Executive President of the National Copper Corporation of Chile (Codelco)
- In office 1 May 1986 – 30 December 1988
- President: Augusto Pinochet
- Preceded by: Patricio Torres Rojas
- Succeeded by: Fernando Hormazábal

Ambassador of Chile to Switzerland
- In office January 1986 – March 1986
- President: Augusto Pinochet
- Preceded by: Jorge Berguño Barnes
- Succeeded by: Horacio Aránguiz Donoso

Minister of Economy, Development and Reconstruction
- In office 29 December 1980 – 22 April 1982
- President: Augusto Pinochet
- Preceded by: José Luis Federici
- Succeeded by: Luis Danús

Executive Vice President of the Production Development Corporation (CORFO)
- In office 1 August 1979 – 28 December 1980
- President: Augusto Pinochet
- Preceded by: Luis Danús
- Succeeded by: Renato Varela Correa

Personal details
- Party: Independent
- Alma mater: Libertador Bernardo O'Higgins Military Academy
- Profession: Military officer, Diplomat, Politician

Military service
- Branch/service: Chilean Army
- Rank: Brigadier general

= Rolando Ramos Muñoz =

Rolando Ramos Muñoz was a Chilean military officer, diplomat and political figure who served as a minister of state during the military regime of General Augusto Pinochet.

He attained the rank of brigadier general in the Chilean Army.

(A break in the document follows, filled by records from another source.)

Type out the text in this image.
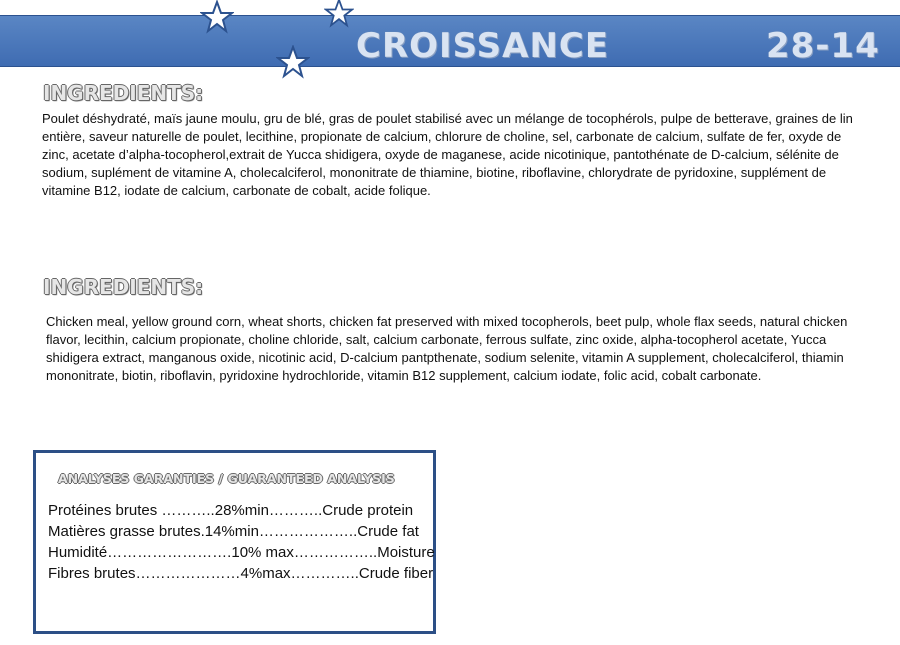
CROISSANCE	28-14
INGREDIENTS:
Poulet déshydraté, maïs jaune moulu, gru de blé, gras de poulet stabilisé avec un mélange de tocophérols, pulpe de betterave, graines de lin entière, saveur naturelle de poulet, lecithine, propionate de calcium, chlorure de choline, sel, carbonate de calcium, sulfate de fer, oxyde de zinc, acetate d’alpha-tocopherol,extrait de Yucca shidigera, oxyde de maganese, acide nicotinique, pantothénate de D-calcium, sélénite de sodium, suplément de vitamine A, cholecalciferol, mononitrate de thiamine, biotine, riboflavine, chlorydrate de pyridoxine, supplément de vitamine B12, iodate de calcium, carbonate de cobalt, acide folique.
INGREDIENTS:
Chicken meal, yellow ground corn, wheat shorts, chicken fat preserved with mixed tocopherols, beet pulp, whole flax seeds, natural chicken flavor, lecithin, calcium propionate, choline chloride, salt, calcium carbonate, ferrous sulfate, zinc oxide, alpha-tocopherol acetate, Yucca shidigera extract, manganous oxide, nicotinic acid, D-calcium pantpthenate, sodium selenite, vitamin A supplement, cholecalciferol, thiamin mononitrate, biotin, riboflavin, pyridoxine hydrochloride, vitamin B12 supplement, calcium iodate, folic acid, cobalt carbonate.
ANALYSES GARANTIES / GUARANTEED ANALYSIS
Protéines brutes ………..28%min………..Crude protein
Matières grasse brutes.14%min………………..Crude fat
Humidité…………………….10% max……………..Moisture
Fibres brutes…………………4%max…………..Crude fiber
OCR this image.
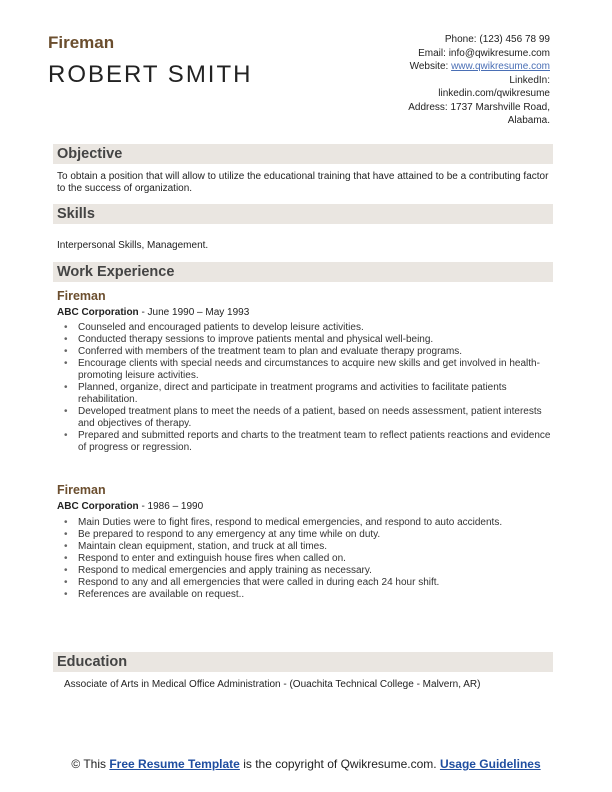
Fireman
ROBERT SMITH
Phone: (123) 456 78 99
Email: info@qwikresume.com
Website: www.qwikresume.com
LinkedIn:
linkedin.com/qwikresume
Address: 1737 Marshville Road, Alabama.
Objective
To obtain a position that will allow to utilize the educational training that have attained to be a contributing factor to the success of organization.
Skills
Interpersonal Skills, Management.
Work Experience
Fireman
ABC Corporation - June 1990 – May 1993
• Counseled and encouraged patients to develop leisure activities.
• Conducted therapy sessions to improve patients mental and physical well-being.
• Conferred with members of the treatment team to plan and evaluate therapy programs.
• Encourage clients with special needs and circumstances to acquire new skills and get involved in health-promoting leisure activities.
• Planned, organize, direct and participate in treatment programs and activities to facilitate patients rehabilitation.
• Developed treatment plans to meet the needs of a patient, based on needs assessment, patient interests and objectives of therapy.
• Prepared and submitted reports and charts to the treatment team to reflect patients reactions and evidence of progress or regression.
Fireman
ABC Corporation - 1986 – 1990
• Main Duties were to fight fires, respond to medical emergencies, and respond to auto accidents.
• Be prepared to respond to any emergency at any time while on duty.
• Maintain clean equipment, station, and truck at all times.
• Respond to enter and extinguish house fires when called on.
• Respond to medical emergencies and apply training as necessary.
• Respond to any and all emergencies that were called in during each 24 hour shift.
• References are available on request..
Education
Associate of Arts in Medical Office Administration - (Ouachita Technical College - Malvern, AR)
© This Free Resume Template is the copyright of Qwikresume.com. Usage Guidelines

Over the course of the Pinochet government, he held numerous executive and strategic positions in state-owned companies and ministries.

In 1977 he became general manager of the Production Development Corporation (CORFO), after earlier serving as director of the state-owned National Telecommunications Company (Entel) in 1978 and as vice president of the National Petroleum Company (ENAP) in 1979.

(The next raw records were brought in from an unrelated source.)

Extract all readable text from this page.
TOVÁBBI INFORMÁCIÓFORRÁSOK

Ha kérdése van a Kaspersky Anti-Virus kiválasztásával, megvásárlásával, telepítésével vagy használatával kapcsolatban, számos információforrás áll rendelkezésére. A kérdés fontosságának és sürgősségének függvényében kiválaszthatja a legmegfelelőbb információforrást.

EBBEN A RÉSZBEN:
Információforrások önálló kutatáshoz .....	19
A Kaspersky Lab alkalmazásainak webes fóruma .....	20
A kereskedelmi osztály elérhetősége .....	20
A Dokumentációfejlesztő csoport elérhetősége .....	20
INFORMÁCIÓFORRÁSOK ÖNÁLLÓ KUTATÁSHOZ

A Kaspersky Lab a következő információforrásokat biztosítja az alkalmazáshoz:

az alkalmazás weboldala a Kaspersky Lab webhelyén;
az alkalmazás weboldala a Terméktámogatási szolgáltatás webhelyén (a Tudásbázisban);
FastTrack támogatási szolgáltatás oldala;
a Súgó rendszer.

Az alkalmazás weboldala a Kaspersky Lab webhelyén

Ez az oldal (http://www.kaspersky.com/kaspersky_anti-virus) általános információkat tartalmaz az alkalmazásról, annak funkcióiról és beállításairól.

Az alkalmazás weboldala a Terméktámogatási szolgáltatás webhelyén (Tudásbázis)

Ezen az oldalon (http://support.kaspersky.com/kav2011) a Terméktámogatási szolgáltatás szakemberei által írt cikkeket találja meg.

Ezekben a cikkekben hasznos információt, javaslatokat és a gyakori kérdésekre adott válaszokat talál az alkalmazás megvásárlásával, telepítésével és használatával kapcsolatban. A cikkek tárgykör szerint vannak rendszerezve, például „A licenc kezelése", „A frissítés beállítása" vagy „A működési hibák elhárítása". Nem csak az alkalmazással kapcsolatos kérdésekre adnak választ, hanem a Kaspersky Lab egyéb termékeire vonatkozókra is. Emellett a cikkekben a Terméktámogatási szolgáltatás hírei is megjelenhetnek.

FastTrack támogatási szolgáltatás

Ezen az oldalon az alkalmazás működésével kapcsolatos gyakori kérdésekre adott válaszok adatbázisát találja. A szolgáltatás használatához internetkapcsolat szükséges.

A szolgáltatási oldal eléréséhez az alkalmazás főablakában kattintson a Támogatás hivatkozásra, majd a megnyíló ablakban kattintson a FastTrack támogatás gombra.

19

On 1 August 1979 he was appointed Executive Vice President of CORFO, succeeding General Luis Danús. He remained in office until 28 December 1980, when he was succeeded by Brigadier General Renato Varela Correa.

The following day he was appointed Minister of Economy, Development and Reconstruction, serving from 29 December 1980 until 22 April 1982.

In January 1986 he briefly served as Ambassador of Chile to Switzerland, a position he left two months later to return to Chile. On 1 May 1986 he was appointed Executive President of the state-owned copper company Codelco, remaining in office until 30 December 1988.